Ирина слышала в молчании Григория явное сочувствие и, приободренная, вываливала на него все, что смущало ее душу, и все, что было у нее радостного и необычного, все огорчения и все открытия. Другие гости Григория тоже вываливали на него что ни попадя, но это были, как правило, беды и жалобы. Причем жалобы тусклые, будто их уже не раз перетирали в одиноких и горестных мыслях.

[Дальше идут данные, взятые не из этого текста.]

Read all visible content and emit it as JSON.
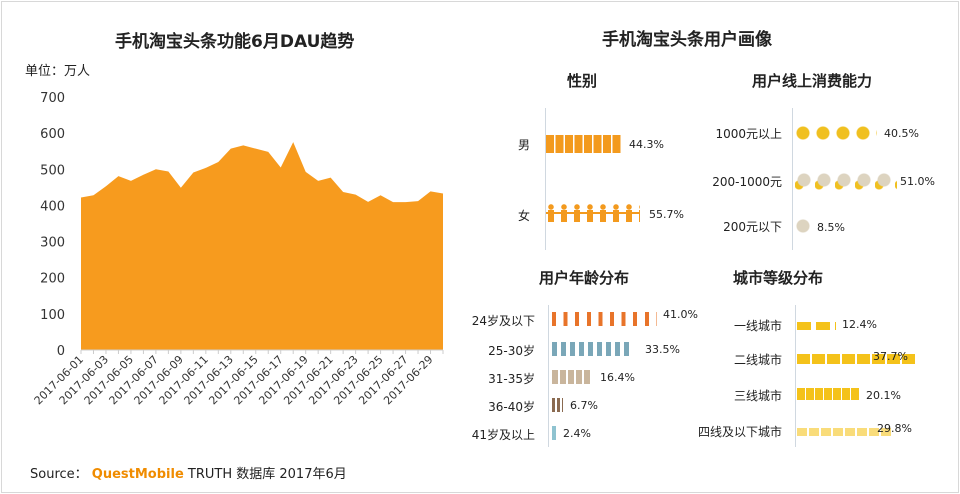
{
  "left": {
    "title": "手机淘宝头条功能6月DAU趋势",
    "unit": "单位：万人"
  },
  "source": {
    "prefix": "Source：",
    "brand": "QuestMobile",
    "rest": "TRUTH 数据库 2017年6月"
  },
  "right": {
    "title": "手机淘宝头条用户画像",
    "gender": {
      "title": "性别",
      "items": [
        {
          "label": "男",
          "value": "44.3%",
          "pct": 44.3
        },
        {
          "label": "女",
          "value": "55.7%",
          "pct": 55.7
        }
      ]
    },
    "spending": {
      "title": "用户线上消费能力",
      "items": [
        {
          "label": "1000元以上",
          "value": "40.5%",
          "pct": 40.5
        },
        {
          "label": "200-1000元",
          "value": "51.0%",
          "pct": 51.0
        },
        {
          "label": "200元以下",
          "value": "8.5%",
          "pct": 8.5
        }
      ]
    },
    "age": {
      "title": "用户年龄分布",
      "items": [
        {
          "label": "24岁及以下",
          "value": "41.0%",
          "pct": 41.0
        },
        {
          "label": "25-30岁",
          "value": "33.5%",
          "pct": 33.5
        },
        {
          "label": "31-35岁",
          "value": "16.4%",
          "pct": 16.4
        },
        {
          "label": "36-40岁",
          "value": "6.7%",
          "pct": 6.7
        },
        {
          "label": "41岁及以上",
          "value": "2.4%",
          "pct": 2.4
        }
      ]
    },
    "city": {
      "title": "城市等级分布",
      "items": [
        {
          "label": "一线城市",
          "value": "12.4%",
          "pct": 12.4
        },
        {
          "label": "二线城市",
          "value": "37.7%",
          "pct": 37.7
        },
        {
          "label": "三线城市",
          "value": "20.1%",
          "pct": 20.1
        },
        {
          "label": "四线及以下城市",
          "value": "29.8%",
          "pct": 29.8
        }
      ]
    }
  },
  "chart_data": {
    "type": "area",
    "title": "手机淘宝头条功能6月DAU趋势",
    "ylabel": "单位：万人",
    "ylim": [
      0,
      700
    ],
    "yticks": [
      "0",
      "100",
      "200",
      "300",
      "400",
      "500",
      "600",
      "700"
    ],
    "color": "#f79b1e",
    "x": [
      "2017-06-01",
      "2017-06-02",
      "2017-06-03",
      "2017-06-04",
      "2017-06-05",
      "2017-06-06",
      "2017-06-07",
      "2017-06-08",
      "2017-06-09",
      "2017-06-10",
      "2017-06-11",
      "2017-06-12",
      "2017-06-13",
      "2017-06-14",
      "2017-06-15",
      "2017-06-16",
      "2017-06-17",
      "2017-06-18",
      "2017-06-19",
      "2017-06-20",
      "2017-06-21",
      "2017-06-22",
      "2017-06-23",
      "2017-06-24",
      "2017-06-25",
      "2017-06-26",
      "2017-06-27",
      "2017-06-28",
      "2017-06-29",
      "2017-06-30"
    ],
    "xticklabels": [
      "2017-06-01",
      "2017-06-03",
      "2017-06-05",
      "2017-06-07",
      "2017-06-09",
      "2017-06-11",
      "2017-06-13",
      "2017-06-15",
      "2017-06-17",
      "2017-06-19",
      "2017-06-21",
      "2017-06-23",
      "2017-06-25",
      "2017-06-27",
      "2017-06-29"
    ],
    "values": [
      422,
      428,
      453,
      481,
      468,
      485,
      500,
      494,
      449,
      491,
      504,
      520,
      557,
      566,
      557,
      548,
      505,
      575,
      493,
      468,
      477,
      437,
      430,
      410,
      428,
      409,
      409,
      412,
      439,
      433
    ]
  }
}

Всякие бывали беды и всякие жалобы. Посетительницы даже не очень заботились о связности или логике своих исповедей. Они обрушивали на Григория все, что мешало, как они полагали, их жизни. Разница между их излияниями и откровениями Ирины была лишь в том, что у Ирины все ее жизненные переживания были яркими, как в детстве, – как и у ее воспитанников. Она жила с полной отдачей и набело, но не знала об этом и печалилась, что все у нее не так, а Григория очаровывали ее яркие переживания…
Как переводные картинки из детства, когда берешь лист с блеклыми рисунками и водой (а то и слюной) переводишь эти картинки на чистую бумагу. И вдруг брызгами в глаза – яркость. Как из другого мира, потому что во всем мире за окном такие яркие краски трудно сыскать…
Вот таким было у Григория впечатление от Ирининых рассказов и даже от ее жальбы, потому что в жалобах этих и на дуновение не было какого-то осуждения в адрес других людей, самое большее – недоумение, но чаще изумление.
– Знаете, что я открыла? – безо всякого перехода от своих печалей первого любовного опыта продолжала Ирина. – Мы совсем не умнеем с годами. И ничего такого важного о жизни не знаем. А когда делаем перед детьми умное лицо и учим их жизни – нам, если по-честному, сказать им нечего, одни глупости и общие места… А дети ведь верят, что станут взрослее и что-то важное узнают, а узнают лишь про этот всеобщий обман и потом уже сами начнут его поддерживать… На самом деле, нам следует у детей поучиться, как жить…
Григорий вспомнил, как страстно он мечтал в детстве о славе, чтобы непременно помереть, спасая кого-то, а потом в благодарность тебя будут носить на руках до самой смерти.
Может, Ирина и права? Может, в таких мечтах больше главных истин о жизни, чем в его нынешних?..
– А вот что делать, когда рассказываешь им, – снова перебила себя Ирина, – а они спрашивают: «А это правда?» Это, мол, на самом деле было?.. Попробуй сказать, что не было, – потеряют всякий интерес… И что делать? Обманывать?
Григорий будто прикипел памятью к последней их встрече накануне, когда она приехала из Витебска.
– А вы видели фильм «Начало»? Я прямо себя не помнила. А потом решила, что у меня будет все так же: какой-нибудь режиссер непременно найдет меня в самодеятельности, и я стану великой актрисой… Даже в самодеятельность пошла. Но никакой режиссер не нашел, – вздохнула она. – А нашел Сашка этот, который был у меня первым… А вы фильм и вправду не смотрели?..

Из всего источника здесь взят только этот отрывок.